From Tallahassee.com by Lisa Fingeroot
Parents can begin customizing their child's educational plans from the very start after Gov. Rick Scott signed into law an expansion of virtual-school offerings that will allow children as young as kindergartners to take online classes and still attend a traditional school.
Leon County officials are not sure how the plan will work for Tallahassee elementary schools because of the many factors involved in scheduling, computer access, and adult supervision, but they will soon begin discussions on how best to accommodate the online options.
The new law also will require the Florida Virtual School to provide services for exceptional student education and also requires the school to provide the English for speakers of Other Languages program.
"We have a lot of logistics to work out," said Peggy Youngblood, divisional director for elementary schools in Leon County. They must decide whether a child will be able to access a computer in the classroom or the media center to take his online classes or whether he can go home with a parent to use a computer without missing any instructional time in the traditional classroom.
Youngblood suggests parents talk to principals and teachers before making the decision to use the part-time online option. Principals will be ready to answer questions when school begins in August, she added.
Educators think the online option will be used primarily by parents who believe their children need to move faster than the traditional classroom setting will allow. But Youngblood said traditional schools also are able to accommodate those needs and parents should discuss the options with principals before assuming online classes are the only alternative.
Leon County Virtual School, a franchise of the Florida Virtual System, began some blending of online and traditional schools last year when fourth- and fifth-grade students who scored at a level 5 on the math portion of the Florida Comprehensive Achievement Test (FCAT) were allowed to take accelerated math classes online. Before that, an elementary school student was either a full-time virtual school student or attended a traditional school. There were no part time options available.
About 800 Leon County students — out of nearly 33,000 — attend some form of virtual school, said Jessica Lowe, assistant principal at the Leon Virtual School. She has 15 students in grades K-5 who attend full-time virtual school and 12 children in the fourth and fifth grades who take online classes part time.
While the full-time students participate in their classes using a computer at home, they are public school students and not home-school students, Lowe said. The difference is in the curriculum. Parents completely choose the program for home schooling. Leon County has about 1,200 home-schooled children.
"If I could describe virtual schooling," Lowe said, "I would say individualized. How the students interact with the content and (teacher) is very individualized."
Most of the 12 children who are enrolled part time in an accelerated math class take their online class after school, Lowe said. Even if a student scores well enough on the FCAT to qualify for an accelerated class, he still must be tested on grade level skills when the FCAT rolls around again. Because of that, many parents opt to keep their child in his grade-level math class as well as the accelerated class.

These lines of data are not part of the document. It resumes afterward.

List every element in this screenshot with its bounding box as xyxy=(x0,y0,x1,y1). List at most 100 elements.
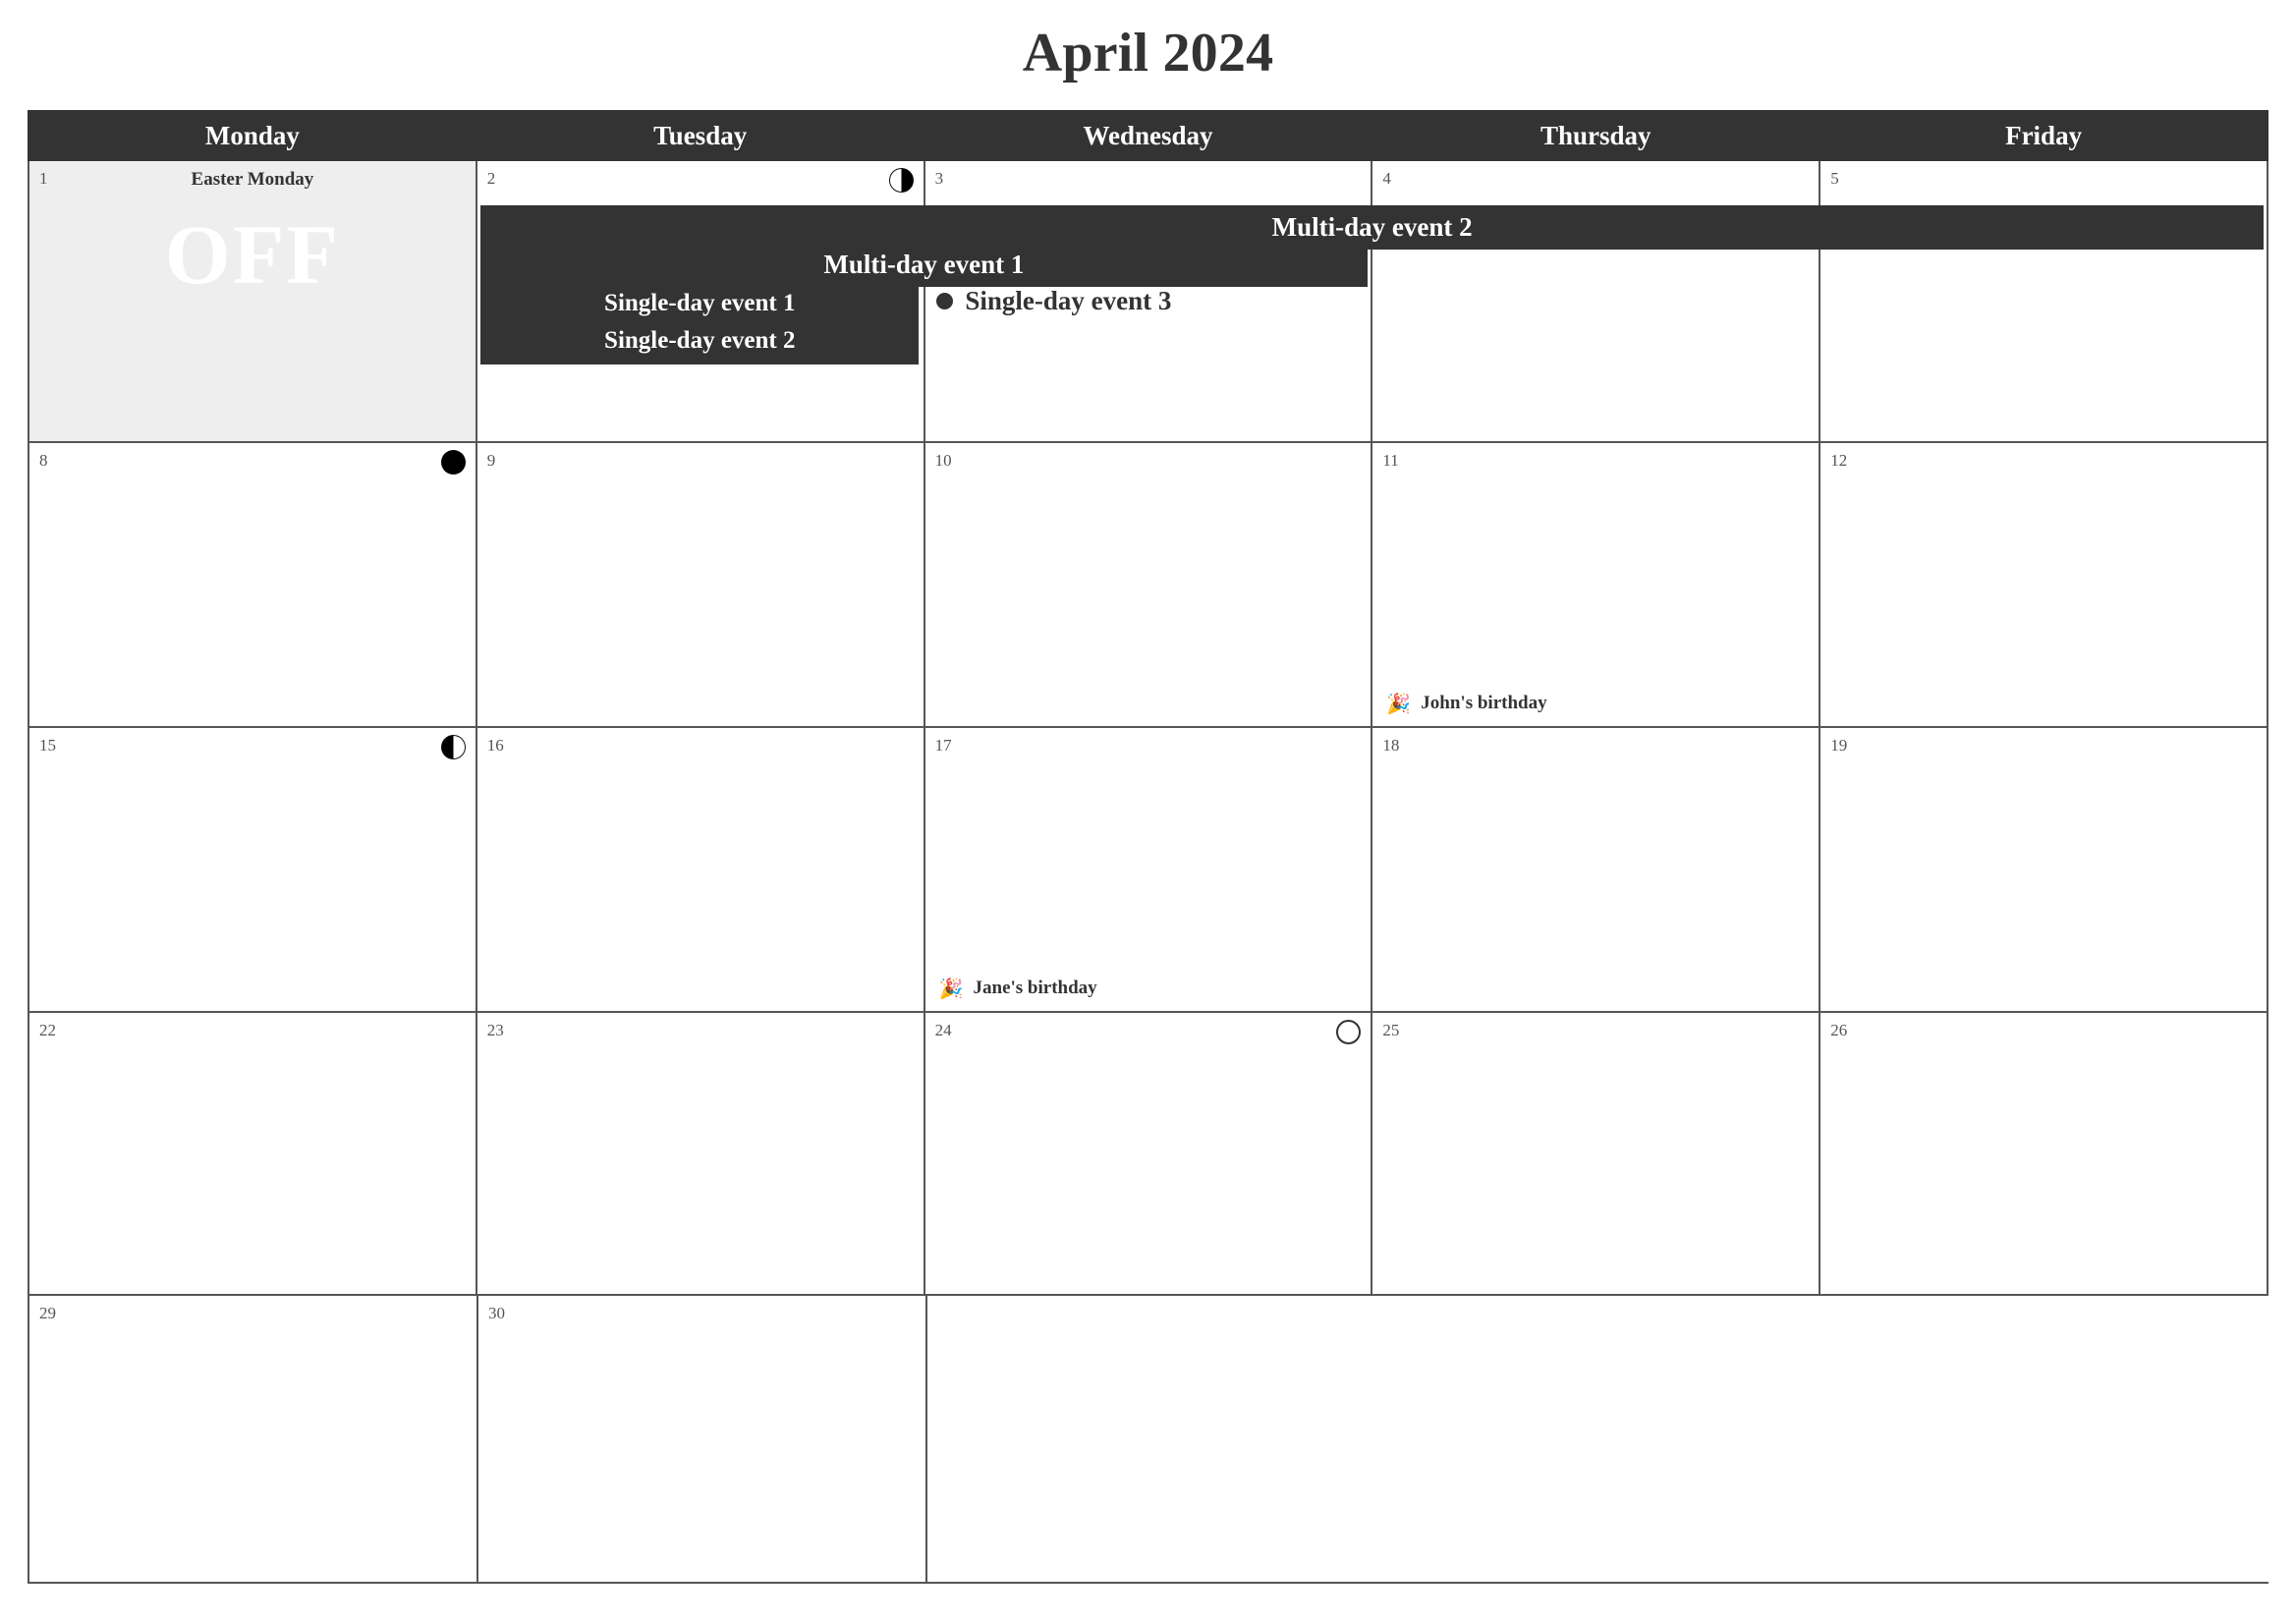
day-cell-header: 17 xyxy=(925,728,1372,765)
day-number: 3 xyxy=(934,169,944,188)
page-title: April 2024 xyxy=(1022,23,1274,84)
birthday-event[interactable]: 🎉 Jane's birthday xyxy=(939,978,1097,999)
calendar-day-cell-16[interactable]: 16 xyxy=(476,728,925,1011)
day-cell-header: 1 Easter Monday xyxy=(29,161,476,198)
weekday-header-monday: Monday xyxy=(204,120,300,150)
calendar-week-row: 29 30 xyxy=(28,1296,2268,1584)
off-watermark: OFF xyxy=(164,207,340,302)
calendar-day-cell-18[interactable]: 18 xyxy=(1372,728,1821,1011)
day-number: 24 xyxy=(934,1021,952,1039)
new-moon-icon xyxy=(440,450,466,475)
calendar-day-cell-17[interactable]: 17 🎉 Jane's birthday xyxy=(924,728,1373,1011)
day-number: 4 xyxy=(1382,169,1391,188)
day-cell-header: 29 xyxy=(29,1296,476,1333)
calendar-weeks: 1 Easter Monday OFF 2 3 4 5 8 9 10 11 🎉 John's birth… xyxy=(28,161,2268,1584)
first-quarter-moon-icon xyxy=(440,735,466,759)
calendar-day-cell-12[interactable]: 12 xyxy=(1820,443,2268,726)
calendar-cell-empty xyxy=(1821,1296,2268,1582)
event-item[interactable]: Single-day event 3 xyxy=(936,286,1171,316)
day-cell-header: 8 xyxy=(29,443,476,480)
day-cell-header: 3 xyxy=(925,161,1372,198)
day-number: 29 xyxy=(39,1304,56,1322)
day-cell-header: 2 xyxy=(477,161,924,198)
day-cell-header: 11 xyxy=(1372,443,1819,480)
event-label: Multi-day event 1 xyxy=(823,250,1025,279)
day-cell-header: 16 xyxy=(477,728,924,765)
party-popper-icon: 🎉 xyxy=(1386,692,1412,715)
birthday-event-label: Jane's birthday xyxy=(973,978,1097,998)
event-label: Single-day event 1 xyxy=(604,290,796,316)
day-number: 5 xyxy=(1830,169,1839,188)
day-number: 18 xyxy=(1382,736,1400,755)
day-number: 2 xyxy=(486,169,496,188)
calendar-day-cell-30[interactable]: 30 xyxy=(478,1296,927,1582)
day-number: 9 xyxy=(486,451,496,470)
calendar-day-cell-9[interactable]: 9 xyxy=(476,443,925,726)
day-number: 12 xyxy=(1830,451,1848,470)
day-number: 22 xyxy=(39,1021,56,1039)
day-cell-header: 9 xyxy=(477,443,924,480)
day-cell-header: 12 xyxy=(1820,443,2267,480)
day-cell-header: 4 xyxy=(1372,161,1819,198)
weekday-header-row: Monday Tuesday Wednesday Thursday Friday xyxy=(28,110,2268,161)
calendar-day-cell-4[interactable]: 4 xyxy=(1372,161,1821,441)
calendar-day-cell-10[interactable]: 10 xyxy=(924,443,1373,726)
event-bullet-icon xyxy=(936,293,954,309)
event-label: Single-day event 2 xyxy=(604,327,796,354)
day-cell-header: 23 xyxy=(477,1013,924,1050)
birthday-event-label: John's birthday xyxy=(1421,693,1547,713)
calendar-week-row: 8 9 10 11 🎉 John's birthday 12 xyxy=(28,443,2268,728)
day-cell-header: 24 xyxy=(925,1013,1372,1050)
day-number: 16 xyxy=(486,736,504,755)
day-number: 10 xyxy=(934,451,952,470)
day-cell-header: 25 xyxy=(1372,1013,1819,1050)
full-moon-icon xyxy=(1336,1020,1362,1044)
day-cell-header: 22 xyxy=(29,1013,476,1050)
calendar-cell-empty xyxy=(1374,1296,1821,1582)
day-cell-header: 10 xyxy=(925,443,1372,480)
day-number: 8 xyxy=(39,451,48,470)
calendar-day-cell-25[interactable]: 25 xyxy=(1372,1013,1821,1294)
calendar-day-cell-11[interactable]: 11 🎉 John's birthday xyxy=(1372,443,1821,726)
day-cell-header: 18 xyxy=(1372,728,1819,765)
calendar-day-cell-26[interactable]: 26 xyxy=(1820,1013,2268,1294)
event-label: Single-day event 3 xyxy=(965,286,1172,315)
calendar-day-cell-29[interactable]: 29 xyxy=(29,1296,478,1582)
calendar-day-cell-24[interactable]: 24 xyxy=(924,1013,1373,1294)
birthday-event[interactable]: 🎉 John's birthday xyxy=(1386,693,1546,714)
event-label: Multi-day event 2 xyxy=(1271,212,1473,242)
calendar-day-cell-1[interactable]: 1 Easter Monday OFF xyxy=(29,161,477,441)
day-number: 25 xyxy=(1382,1021,1400,1039)
weekday-header-wednesday: Wednesday xyxy=(1083,120,1213,150)
weekday-header-thursday: Thursday xyxy=(1540,120,1652,150)
calendar-week-row: 22 23 24 25 26 xyxy=(28,1013,2268,1296)
last-quarter-moon-icon xyxy=(888,168,914,193)
day-number: 17 xyxy=(934,736,952,755)
day-number: 26 xyxy=(1830,1021,1848,1039)
holiday-label: Easter Monday xyxy=(191,169,314,190)
party-popper-icon: 🎉 xyxy=(938,977,964,1000)
calendar-day-cell-23[interactable]: 23 xyxy=(476,1013,925,1294)
calendar-week-row: 15 16 17 🎉 Jane's birthday 18 19 xyxy=(28,728,2268,1013)
calendar-day-cell-19[interactable]: 19 xyxy=(1820,728,2268,1011)
day-cell-header: 19 xyxy=(1820,728,2267,765)
calendar-day-cell-22[interactable]: 22 xyxy=(29,1013,477,1294)
day-cell-header: 30 xyxy=(478,1296,925,1333)
calendar-day-cell-15[interactable]: 15 xyxy=(29,728,477,1011)
day-number: 19 xyxy=(1830,736,1848,755)
calendar-day-cell-8[interactable]: 8 xyxy=(29,443,477,726)
day-cell-header: 5 xyxy=(1820,161,2267,198)
weekday-header-tuesday: Tuesday xyxy=(653,120,748,150)
calendar-day-cell-5[interactable]: 5 xyxy=(1820,161,2268,441)
day-cell-header: 26 xyxy=(1820,1013,2267,1050)
event-bar[interactable]: Single-day event 2 xyxy=(480,317,920,364)
day-number: 30 xyxy=(488,1304,505,1322)
weekday-header-friday: Friday xyxy=(2005,120,2083,150)
day-number: 23 xyxy=(486,1021,504,1039)
day-number: 1 xyxy=(39,169,48,188)
calendar-cell-empty xyxy=(927,1296,1374,1582)
day-number: 15 xyxy=(39,736,56,755)
calendar-grid: Monday Tuesday Wednesday Thursday Friday… xyxy=(28,110,2268,1584)
day-cell-header: 15 xyxy=(29,728,476,765)
day-number: 11 xyxy=(1382,451,1399,470)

Many educators, however, question the use of online classes for elementary school children, said Wayne Blanton, executive director of the Florida School Boards Association. When he gave a recent legislative update to the Leon County School Board, Blanton said many believe elementary school children are simply too young to get what they need from an online class. He added that not a lot of online curriculum programs target the elementary school age so not many have been tested and proven successful.
"Clearly, there is a concern about the younger children taking virtual classes," said state Sen. Bill Montford, a Democrat from Tallahassee who also heads the Florida Association of District School Superintendents. "But on the other hand, their parents feel comfortable and their parents feel they are prepared. We are moving into a new era in public education and this is part of it.
The use of technology is the next logical step in education because its use has become second nature to school-age kids.
"It's the future. We will embrace it," he said. "There will be some concerns. We need to use caution and be very careful and very deliberate."